Di dalam mobil, Zeedev yang sedang menyetir dan memang baru pulang kerja, langsung kikuk. Ia bisa mendengar kehebohan si kembar yang tampaknya mengiranya sebagai papa balu.
“Ini apa maksudnya, papa balu papa balu. Sebenarnya aku bisa tanya ke Dharen, tapi mulut sama cara pikir Dharen kan sesat. Ya memang jadi enggak ada pilihan terbaik selain langsung tanya ke Akinanya. Tapi kok, aku jadi sengebet ini cari kebenaran tentang Akina ya?” pikir Zeedev jadi bingung sendiri. “Iya, enggak apa-apa. Belum lebaran enggak usah minta maaf,” ucap Zeedev membalas permintaan maaf dari Akina. Mereka masih terhubung dalam sambungan telepon.
“Kalau boleh tahu, sekarang kamu tinggal di mana?” tanya Zeedev jadi kerap berdeham. “Kok gugup banget, ya? Padahal enggak sampai berhadapan langsung!” batin Zeedev pada akhirnya tetap bertanya mengenai hubungan Akina dan Rasya, padahal Akina sengaja pamit untuk pulang. Akina berdalih akan menyetir mobil sendiri hingga tak berani teleponan sambil menyetir.

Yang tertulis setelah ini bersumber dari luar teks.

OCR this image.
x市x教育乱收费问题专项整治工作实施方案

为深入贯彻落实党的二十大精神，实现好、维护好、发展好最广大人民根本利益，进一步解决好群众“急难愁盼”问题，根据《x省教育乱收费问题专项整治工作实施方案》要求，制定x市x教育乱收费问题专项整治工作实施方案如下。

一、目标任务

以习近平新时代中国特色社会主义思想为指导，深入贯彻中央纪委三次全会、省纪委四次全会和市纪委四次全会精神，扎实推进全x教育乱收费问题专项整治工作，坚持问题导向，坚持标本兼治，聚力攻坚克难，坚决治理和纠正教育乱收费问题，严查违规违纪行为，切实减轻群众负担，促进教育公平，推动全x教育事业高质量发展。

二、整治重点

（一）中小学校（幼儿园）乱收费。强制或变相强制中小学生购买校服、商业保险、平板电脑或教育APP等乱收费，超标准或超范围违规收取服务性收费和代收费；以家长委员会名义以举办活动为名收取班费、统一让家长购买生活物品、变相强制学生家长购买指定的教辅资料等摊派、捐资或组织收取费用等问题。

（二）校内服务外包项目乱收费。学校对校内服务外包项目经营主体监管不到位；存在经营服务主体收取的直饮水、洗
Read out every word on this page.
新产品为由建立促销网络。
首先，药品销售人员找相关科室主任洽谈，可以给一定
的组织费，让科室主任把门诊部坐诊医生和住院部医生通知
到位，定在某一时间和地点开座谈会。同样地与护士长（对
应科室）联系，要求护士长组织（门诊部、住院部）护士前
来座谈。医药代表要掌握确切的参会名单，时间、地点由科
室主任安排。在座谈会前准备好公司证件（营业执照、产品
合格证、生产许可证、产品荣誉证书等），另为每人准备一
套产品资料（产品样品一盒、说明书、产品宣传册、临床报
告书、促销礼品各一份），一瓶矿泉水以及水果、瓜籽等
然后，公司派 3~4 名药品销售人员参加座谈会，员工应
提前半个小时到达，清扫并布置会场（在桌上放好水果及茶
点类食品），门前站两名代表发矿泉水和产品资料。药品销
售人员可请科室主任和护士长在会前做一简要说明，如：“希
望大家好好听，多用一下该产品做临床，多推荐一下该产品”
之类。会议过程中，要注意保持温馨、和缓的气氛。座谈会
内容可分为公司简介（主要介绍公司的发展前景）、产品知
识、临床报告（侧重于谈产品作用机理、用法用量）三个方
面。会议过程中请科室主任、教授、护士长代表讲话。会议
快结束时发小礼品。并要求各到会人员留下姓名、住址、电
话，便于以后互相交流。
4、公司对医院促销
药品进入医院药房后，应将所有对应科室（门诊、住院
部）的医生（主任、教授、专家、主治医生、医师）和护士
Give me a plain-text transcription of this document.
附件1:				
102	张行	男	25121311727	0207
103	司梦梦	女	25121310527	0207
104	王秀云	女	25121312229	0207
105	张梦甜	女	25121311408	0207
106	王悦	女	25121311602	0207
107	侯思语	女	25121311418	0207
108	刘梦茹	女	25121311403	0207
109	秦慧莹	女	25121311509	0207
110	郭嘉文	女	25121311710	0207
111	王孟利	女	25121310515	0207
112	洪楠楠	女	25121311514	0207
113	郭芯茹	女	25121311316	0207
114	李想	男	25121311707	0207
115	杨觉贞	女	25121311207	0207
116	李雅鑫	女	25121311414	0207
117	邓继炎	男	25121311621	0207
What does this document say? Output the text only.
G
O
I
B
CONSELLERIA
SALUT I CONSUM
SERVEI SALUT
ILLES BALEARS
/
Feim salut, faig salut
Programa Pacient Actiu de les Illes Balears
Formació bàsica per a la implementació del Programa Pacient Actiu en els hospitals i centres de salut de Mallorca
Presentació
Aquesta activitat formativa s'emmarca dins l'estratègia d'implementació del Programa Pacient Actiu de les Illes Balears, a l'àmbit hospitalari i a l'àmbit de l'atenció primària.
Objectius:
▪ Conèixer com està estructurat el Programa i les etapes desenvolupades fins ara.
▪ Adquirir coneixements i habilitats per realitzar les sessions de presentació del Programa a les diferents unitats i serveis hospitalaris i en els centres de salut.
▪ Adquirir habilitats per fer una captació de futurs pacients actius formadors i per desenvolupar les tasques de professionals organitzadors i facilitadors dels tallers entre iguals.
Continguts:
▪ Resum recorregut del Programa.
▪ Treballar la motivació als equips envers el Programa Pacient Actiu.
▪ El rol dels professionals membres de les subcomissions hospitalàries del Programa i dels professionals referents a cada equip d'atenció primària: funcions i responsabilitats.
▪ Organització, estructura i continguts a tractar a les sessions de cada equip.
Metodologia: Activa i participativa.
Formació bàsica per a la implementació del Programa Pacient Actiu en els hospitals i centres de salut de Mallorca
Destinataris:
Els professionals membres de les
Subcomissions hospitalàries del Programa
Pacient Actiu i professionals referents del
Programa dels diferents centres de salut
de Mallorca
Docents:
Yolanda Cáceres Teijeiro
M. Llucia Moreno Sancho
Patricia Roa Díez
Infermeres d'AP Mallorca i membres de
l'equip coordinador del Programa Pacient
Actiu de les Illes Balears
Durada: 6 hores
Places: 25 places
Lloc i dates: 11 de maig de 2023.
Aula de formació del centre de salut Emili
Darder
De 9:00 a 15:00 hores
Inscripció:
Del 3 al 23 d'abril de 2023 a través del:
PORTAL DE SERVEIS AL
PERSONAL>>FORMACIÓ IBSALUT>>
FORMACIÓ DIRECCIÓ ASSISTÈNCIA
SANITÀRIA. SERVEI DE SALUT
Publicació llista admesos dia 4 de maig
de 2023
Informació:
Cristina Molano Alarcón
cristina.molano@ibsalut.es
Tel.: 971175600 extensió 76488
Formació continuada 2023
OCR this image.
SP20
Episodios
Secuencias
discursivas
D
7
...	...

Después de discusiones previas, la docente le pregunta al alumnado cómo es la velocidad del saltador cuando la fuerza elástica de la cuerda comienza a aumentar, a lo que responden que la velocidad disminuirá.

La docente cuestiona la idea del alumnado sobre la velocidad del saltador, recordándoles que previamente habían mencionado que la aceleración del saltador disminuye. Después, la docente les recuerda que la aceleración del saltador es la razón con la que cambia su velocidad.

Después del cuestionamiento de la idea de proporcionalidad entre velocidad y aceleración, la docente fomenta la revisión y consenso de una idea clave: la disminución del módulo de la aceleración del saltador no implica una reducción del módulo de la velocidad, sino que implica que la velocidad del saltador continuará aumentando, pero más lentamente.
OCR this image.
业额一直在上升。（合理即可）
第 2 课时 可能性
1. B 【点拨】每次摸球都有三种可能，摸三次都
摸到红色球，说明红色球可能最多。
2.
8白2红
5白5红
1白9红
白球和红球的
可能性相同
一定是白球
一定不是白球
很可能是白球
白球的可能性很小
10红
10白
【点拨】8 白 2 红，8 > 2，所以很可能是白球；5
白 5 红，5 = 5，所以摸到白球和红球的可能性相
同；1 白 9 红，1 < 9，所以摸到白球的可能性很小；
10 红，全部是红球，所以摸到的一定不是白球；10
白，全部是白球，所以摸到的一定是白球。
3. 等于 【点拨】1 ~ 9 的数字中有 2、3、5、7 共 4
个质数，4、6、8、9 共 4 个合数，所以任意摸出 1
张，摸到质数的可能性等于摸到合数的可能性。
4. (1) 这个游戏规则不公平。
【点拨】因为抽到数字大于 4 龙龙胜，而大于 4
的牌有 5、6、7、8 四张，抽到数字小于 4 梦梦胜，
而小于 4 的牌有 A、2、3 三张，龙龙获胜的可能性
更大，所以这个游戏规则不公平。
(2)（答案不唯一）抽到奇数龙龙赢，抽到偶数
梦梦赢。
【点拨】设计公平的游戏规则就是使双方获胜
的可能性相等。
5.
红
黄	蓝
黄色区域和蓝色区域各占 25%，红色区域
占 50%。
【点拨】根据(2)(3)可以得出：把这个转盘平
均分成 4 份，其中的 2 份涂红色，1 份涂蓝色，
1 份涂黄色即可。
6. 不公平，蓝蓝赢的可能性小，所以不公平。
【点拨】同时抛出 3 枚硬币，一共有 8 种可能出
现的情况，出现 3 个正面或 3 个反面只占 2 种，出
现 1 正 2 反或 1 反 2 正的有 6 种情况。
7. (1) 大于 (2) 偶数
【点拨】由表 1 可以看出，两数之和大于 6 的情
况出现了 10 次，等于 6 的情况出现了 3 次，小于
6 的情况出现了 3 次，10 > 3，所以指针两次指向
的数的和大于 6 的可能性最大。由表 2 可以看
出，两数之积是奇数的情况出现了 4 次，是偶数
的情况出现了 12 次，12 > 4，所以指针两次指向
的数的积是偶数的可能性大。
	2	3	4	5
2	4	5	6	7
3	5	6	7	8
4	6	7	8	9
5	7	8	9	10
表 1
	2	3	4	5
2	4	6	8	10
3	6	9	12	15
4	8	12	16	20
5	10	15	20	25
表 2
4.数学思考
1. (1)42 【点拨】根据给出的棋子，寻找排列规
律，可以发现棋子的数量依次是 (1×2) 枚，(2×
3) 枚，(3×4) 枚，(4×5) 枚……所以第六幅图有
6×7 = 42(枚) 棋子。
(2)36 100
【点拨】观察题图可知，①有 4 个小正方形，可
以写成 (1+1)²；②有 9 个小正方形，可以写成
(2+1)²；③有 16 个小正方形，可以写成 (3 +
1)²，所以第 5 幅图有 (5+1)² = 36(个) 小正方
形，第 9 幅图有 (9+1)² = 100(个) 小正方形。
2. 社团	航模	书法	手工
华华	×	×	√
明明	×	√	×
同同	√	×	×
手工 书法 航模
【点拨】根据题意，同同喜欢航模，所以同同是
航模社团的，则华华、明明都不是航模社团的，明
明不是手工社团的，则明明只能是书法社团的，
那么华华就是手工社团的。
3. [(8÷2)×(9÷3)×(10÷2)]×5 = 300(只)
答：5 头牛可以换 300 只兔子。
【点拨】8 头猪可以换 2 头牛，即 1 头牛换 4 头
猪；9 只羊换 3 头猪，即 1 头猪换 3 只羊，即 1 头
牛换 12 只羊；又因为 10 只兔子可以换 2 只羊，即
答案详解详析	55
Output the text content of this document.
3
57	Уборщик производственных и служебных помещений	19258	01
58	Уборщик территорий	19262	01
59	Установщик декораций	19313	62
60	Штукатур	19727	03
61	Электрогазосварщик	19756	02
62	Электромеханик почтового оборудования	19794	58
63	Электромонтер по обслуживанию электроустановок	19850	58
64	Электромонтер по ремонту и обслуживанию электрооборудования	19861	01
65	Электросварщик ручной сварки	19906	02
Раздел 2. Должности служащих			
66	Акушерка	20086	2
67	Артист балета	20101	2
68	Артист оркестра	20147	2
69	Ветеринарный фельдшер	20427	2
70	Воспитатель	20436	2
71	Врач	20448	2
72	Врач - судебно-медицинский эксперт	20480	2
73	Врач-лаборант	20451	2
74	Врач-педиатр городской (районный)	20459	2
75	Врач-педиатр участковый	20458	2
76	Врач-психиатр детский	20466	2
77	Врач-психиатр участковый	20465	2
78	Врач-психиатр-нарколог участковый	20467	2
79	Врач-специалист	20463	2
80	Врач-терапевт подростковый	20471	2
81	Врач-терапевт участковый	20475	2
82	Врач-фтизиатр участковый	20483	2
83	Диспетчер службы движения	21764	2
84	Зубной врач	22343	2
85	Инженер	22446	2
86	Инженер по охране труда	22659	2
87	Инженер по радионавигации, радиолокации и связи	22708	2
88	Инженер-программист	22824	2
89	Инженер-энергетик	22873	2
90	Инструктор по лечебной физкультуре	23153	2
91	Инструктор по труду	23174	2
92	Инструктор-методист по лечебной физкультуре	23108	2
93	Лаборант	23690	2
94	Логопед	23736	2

Di depan pintu kemudi mobilnya, Akina baru saja membuat kedua putrinya duduk dengan aman di tempat duduk penumpang sebelah tengah. Namun, pertanyaan Zeedev kali ini cukup mengganggu kewarasannya. “Kami sudah bercerai, tapi papanya anak-anak memang penuh kebohongan!” tegas Akina.
“Andai pun dunia tidak percaya bahwa kami pernah menikah dan kami sampai memiliki tiga anak, yang Punya Kehidupan jauh lebih paham!”
Menyimak itu, Zeedev pastikan, hubungan Akina dan Rasya memang sudah berakhir.
“Ini aku enggak perlu nyenggol hubungannya dan Rasya lagi. Cukup maju saja karena harusnya, hubungan mereka memang sudah udahan,” pikir Zeedev yang kemudian berkata, “Kita bertemu di rumahnya kak Ojan!”
Meski tidak langsung menjawab, pada akhirnya Akina tetap menyanggupi. Mereka sungguh akan bertemu di rumah kak Ojan atau itu papi Ojan, orang tua angkat Akina.
“Namun jika merujuk dari cerita Atala, ... Akina itu istri kedua atau malah istri simpanan karena istri pertamanya enggak hamil-hamil,” pikir Zeedev masih saja tidak terima jika pada kenyataannya, Akina sampai dijadikan istri kedua yang merangkap jadi simpanan bahkan lebih parah.